Surveyed risk professionals were nearly split in their responses to feeling either confident or somewhat confident with their risk management processes during normal market conditions.
However, looking at future market shocks, 37% said they are prepared, while the majority (61%) said they were somewhat prepared. Only 2% of surveyed risk professionals said they were not prepared at all.
Confidence in risk management practices plays an important role in the survey’s findings, according to Coalition Greenwich.
In its report, Coalition Greenwich stated that risk professionals on both sides of the market are less confident about the metrics they are using to analyse risk, even in typical market environments.
A large portion of managers are only somewhat confident when measuring value-at-risk (VAR), exposures and liquidity across several asset classes and products.
Looking at the top challenges in risk management processes, the aggregation of all the data necessary for managing the risk of firms’ portfolios was highlighted as the biggest concern (45%); looking at multiple systems to get an overall picture of risk was noted as being another issue (39%); while the complexity and manual nature of building scenarios rounded up the top three biggest challenges in risk management processes (32%).
Professionals who are confident with their risk management practices still struggle to aggregate the necessary data to support comprehensive analysis of risk exposure, due to risk data being siloed and challenging to combine, which ultimately results in inefficiencies, the survey found.
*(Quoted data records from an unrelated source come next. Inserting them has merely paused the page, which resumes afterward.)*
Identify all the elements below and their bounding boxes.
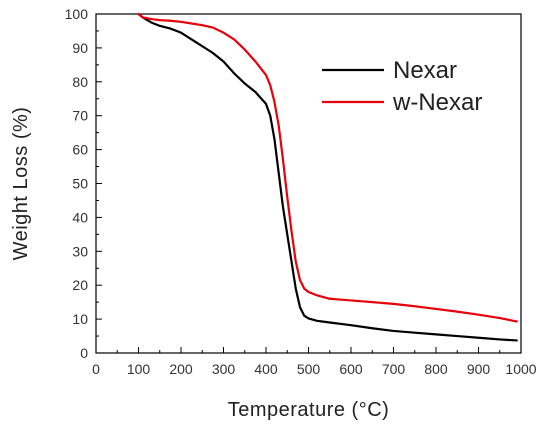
- legend: Nexar w-Nexar: [322, 57, 482, 116]
- x-tick-label: 300: [212, 361, 236, 377]
- series-line-nexar: [137, 12, 518, 342]
- y-tick-label: 70: [72, 108, 88, 124]
- x-tick-label: 100: [127, 361, 151, 377]
- legend-label-nexar: Nexar: [393, 57, 457, 84]
- x-tick-label: 200: [169, 361, 193, 377]
- y-tick-label: 10: [72, 311, 88, 327]
- y-tick-label: 30: [72, 243, 88, 259]
- axes: 0 100 200 300 400 500 600 700 800 900 1000 0 10 20 30 4…: [65, 6, 537, 377]
- x-tick-label: 700: [382, 361, 406, 377]
- y-tick-label: 20: [72, 277, 88, 293]
- x-tick-label: 500: [297, 361, 321, 377]
- y-tick-label: 50: [72, 176, 88, 192]
- x-tick-label: 0: [92, 361, 100, 377]
- axis-titles: Temperature (°C) Weight Loss (%): [10, 107, 389, 421]
- x-tick-label: 900: [467, 361, 491, 377]
- y-tick-label: 80: [72, 74, 88, 90]
- x-tick-label: 400: [254, 361, 278, 377]
- y-tick-label: 90: [72, 40, 88, 56]
- plot-frame: [95, 13, 522, 354]
- y-tick-label: 60: [72, 142, 88, 158]
- y-tick-label: 0: [80, 345, 88, 361]
- series-lines: [137, 12, 518, 342]
- x-tick-label: 1000: [505, 361, 536, 377]
- x-tick-label: 800: [424, 361, 448, 377]
- legend-label-w-nexar: w-Nexar: [392, 89, 482, 116]
- y-axis-title: Weight Loss (%): [10, 107, 32, 261]
- x-tick-label: 600: [339, 361, 363, 377]
- series-line-w-nexar: [137, 12, 518, 323]
- x-axis-title: Temperature (°C): [228, 399, 390, 421]
- y-tick-label: 40: [72, 209, 88, 225]
- y-tick-label: 100: [65, 6, 89, 22]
Elsewhere, it was noted that some risk managers still rely on multiple, disparate systems to view risk across all their books, with some instances where they can’t establish a single view of enterprise risk especially for more nuanced asset class exposures.
The report also highlighted the troublesome and overly complex nature associated with building scenarios which are used to assess a range of future risks.
The survey found that in-house system users struggle more than those using third-party platforms in this respect, perhaps because of the pre-canned tests or stress-testing modules that are often inherent to vendor systems.
“Financial service firms are in a race to keep up with the increasing complexity, speed and scope of today’s global marketplace,” said Audrey Costabile, senior analyst at Coalition Greenwich Market Structure and Technology, and author of the report.
“Risk management practices are set to evolve as unforeseen events shape the use of risk management tools and analysis methods. Data is a key element of this shift with managers seeking ways to acquire, aggregate and normalise data to run on larger and more complex datasets.”